Review: Hidden River by Adrian McKinty

Audiobook: Ex-DCDS (Detective Constable Drug Squad), Alec Lawson, is unemployed, living with his Dad, and hooked on heroin when they learn of the death of Victoria Patawaski, his first girlfriend, who had ostensibly been killed during a mugging in the United States (we know from the beginning that’s not the case.) The story unfolds like the peeling of an onion with multiple layers and the reason for Lawson’s addiction comes to the fore along with revelations of the corruption higher in the police force.
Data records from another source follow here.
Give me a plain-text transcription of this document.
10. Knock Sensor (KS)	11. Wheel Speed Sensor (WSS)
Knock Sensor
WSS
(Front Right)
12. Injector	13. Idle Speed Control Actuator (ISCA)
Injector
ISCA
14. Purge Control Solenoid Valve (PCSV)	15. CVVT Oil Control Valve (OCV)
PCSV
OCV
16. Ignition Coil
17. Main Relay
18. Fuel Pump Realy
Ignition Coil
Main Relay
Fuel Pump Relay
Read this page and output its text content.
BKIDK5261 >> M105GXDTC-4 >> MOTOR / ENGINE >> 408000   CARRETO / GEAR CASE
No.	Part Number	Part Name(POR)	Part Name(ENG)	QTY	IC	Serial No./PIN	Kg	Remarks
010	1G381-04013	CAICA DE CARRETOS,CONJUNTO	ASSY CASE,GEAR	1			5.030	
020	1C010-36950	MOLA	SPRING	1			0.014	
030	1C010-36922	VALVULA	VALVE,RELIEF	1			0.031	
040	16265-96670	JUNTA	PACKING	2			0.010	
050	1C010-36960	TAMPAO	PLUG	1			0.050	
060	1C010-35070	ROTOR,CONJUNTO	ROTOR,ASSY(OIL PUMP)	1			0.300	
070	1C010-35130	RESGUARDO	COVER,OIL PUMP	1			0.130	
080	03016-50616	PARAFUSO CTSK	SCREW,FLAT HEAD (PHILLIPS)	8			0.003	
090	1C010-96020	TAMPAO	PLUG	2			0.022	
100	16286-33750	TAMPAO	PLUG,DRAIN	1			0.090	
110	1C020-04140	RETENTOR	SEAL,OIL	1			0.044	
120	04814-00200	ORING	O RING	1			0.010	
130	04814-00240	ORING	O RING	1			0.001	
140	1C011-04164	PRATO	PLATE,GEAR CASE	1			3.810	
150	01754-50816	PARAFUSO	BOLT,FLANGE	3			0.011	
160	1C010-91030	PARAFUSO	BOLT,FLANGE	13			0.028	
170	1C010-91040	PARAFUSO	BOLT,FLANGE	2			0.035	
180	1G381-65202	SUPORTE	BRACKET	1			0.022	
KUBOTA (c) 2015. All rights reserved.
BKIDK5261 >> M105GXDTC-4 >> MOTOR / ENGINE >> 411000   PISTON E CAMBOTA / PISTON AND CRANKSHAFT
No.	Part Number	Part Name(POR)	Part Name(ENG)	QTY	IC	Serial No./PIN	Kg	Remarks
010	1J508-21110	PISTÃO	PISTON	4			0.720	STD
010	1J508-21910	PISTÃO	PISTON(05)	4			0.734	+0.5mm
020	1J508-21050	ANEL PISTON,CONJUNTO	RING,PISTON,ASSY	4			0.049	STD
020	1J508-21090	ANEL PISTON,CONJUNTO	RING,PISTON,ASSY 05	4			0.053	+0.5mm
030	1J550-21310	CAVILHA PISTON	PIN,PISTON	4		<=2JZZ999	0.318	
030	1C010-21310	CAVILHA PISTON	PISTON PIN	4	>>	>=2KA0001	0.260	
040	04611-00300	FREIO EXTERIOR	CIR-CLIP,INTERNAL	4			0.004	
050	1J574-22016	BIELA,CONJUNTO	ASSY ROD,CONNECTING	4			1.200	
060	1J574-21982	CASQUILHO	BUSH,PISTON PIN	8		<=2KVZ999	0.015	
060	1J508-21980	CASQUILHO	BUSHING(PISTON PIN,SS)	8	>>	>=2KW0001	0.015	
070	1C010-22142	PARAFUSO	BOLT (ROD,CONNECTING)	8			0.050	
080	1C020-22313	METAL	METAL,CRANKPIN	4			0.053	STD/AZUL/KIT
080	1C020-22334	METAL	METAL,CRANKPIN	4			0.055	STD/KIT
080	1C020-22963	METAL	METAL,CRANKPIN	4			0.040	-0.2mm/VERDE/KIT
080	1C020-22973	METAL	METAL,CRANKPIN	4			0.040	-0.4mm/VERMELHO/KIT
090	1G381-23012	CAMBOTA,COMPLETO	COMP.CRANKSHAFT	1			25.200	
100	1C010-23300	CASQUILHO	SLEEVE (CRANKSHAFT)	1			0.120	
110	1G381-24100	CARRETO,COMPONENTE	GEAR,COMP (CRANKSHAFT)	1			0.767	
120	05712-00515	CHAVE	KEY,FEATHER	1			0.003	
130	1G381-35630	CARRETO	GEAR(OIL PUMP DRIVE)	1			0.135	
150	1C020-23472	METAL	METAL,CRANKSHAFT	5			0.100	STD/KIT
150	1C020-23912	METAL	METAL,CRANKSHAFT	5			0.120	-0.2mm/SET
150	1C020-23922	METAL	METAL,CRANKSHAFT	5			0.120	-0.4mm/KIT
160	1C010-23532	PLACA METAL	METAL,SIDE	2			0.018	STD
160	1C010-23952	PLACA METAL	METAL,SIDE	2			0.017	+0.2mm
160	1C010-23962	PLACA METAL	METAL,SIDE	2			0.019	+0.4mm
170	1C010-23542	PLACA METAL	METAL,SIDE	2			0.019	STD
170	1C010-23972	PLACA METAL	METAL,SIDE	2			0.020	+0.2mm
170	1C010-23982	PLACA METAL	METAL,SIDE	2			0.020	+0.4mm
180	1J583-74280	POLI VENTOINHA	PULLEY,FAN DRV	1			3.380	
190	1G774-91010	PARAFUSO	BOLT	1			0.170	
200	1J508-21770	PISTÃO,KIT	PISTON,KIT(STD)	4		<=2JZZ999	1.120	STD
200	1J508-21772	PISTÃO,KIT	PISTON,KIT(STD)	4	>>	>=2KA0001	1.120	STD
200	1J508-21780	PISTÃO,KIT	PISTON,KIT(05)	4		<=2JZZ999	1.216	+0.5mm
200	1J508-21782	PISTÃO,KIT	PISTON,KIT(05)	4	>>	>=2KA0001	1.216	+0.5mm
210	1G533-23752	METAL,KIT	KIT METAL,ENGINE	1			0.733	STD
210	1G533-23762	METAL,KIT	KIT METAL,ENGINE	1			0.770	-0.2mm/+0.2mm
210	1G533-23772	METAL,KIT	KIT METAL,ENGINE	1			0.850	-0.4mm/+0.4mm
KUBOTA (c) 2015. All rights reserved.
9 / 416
Lawson is paid by the girl’s father to travel to Denver and find out what happened to his daughter. He had received an anonymous letter from someone in Denver suggesting that the mugging was not that at all, but rather a deliberate killing. Alex and his friend John are soon sought by the Denver police for an accidental killing and Alex has been warned that if he returns to Belfast he’ll be killed by those in the police wishing to hide their involvement in illegal activities. It’s no wonder he seeks refuge in smack. The killing is related to Victoria's involvement with an environmental organization run by a couple of brothers with political ambitions.

But therein lay one of the problems with the story. I had trouble believing that anyone who had become so dependent on heroin could function quite as brilliantly and covertly as Alex does. Hidden River is one of McKinty's early books, and while it reveals some of the really wonderful plotting and writing of the Sean Duffy series (which I really like - all of them), it had a tendency to be unfocused in spots and overly long (that's hard for me to admit since I generally like long books.) Perhaps it’s the locale, McKinty really shines when his stories are situated in Ireland.

Here’s a nice metaphor: “She had a smile like a sun-drenched cornfield over a missile silo.”

Gerard Doyle does his usual outstanding narration.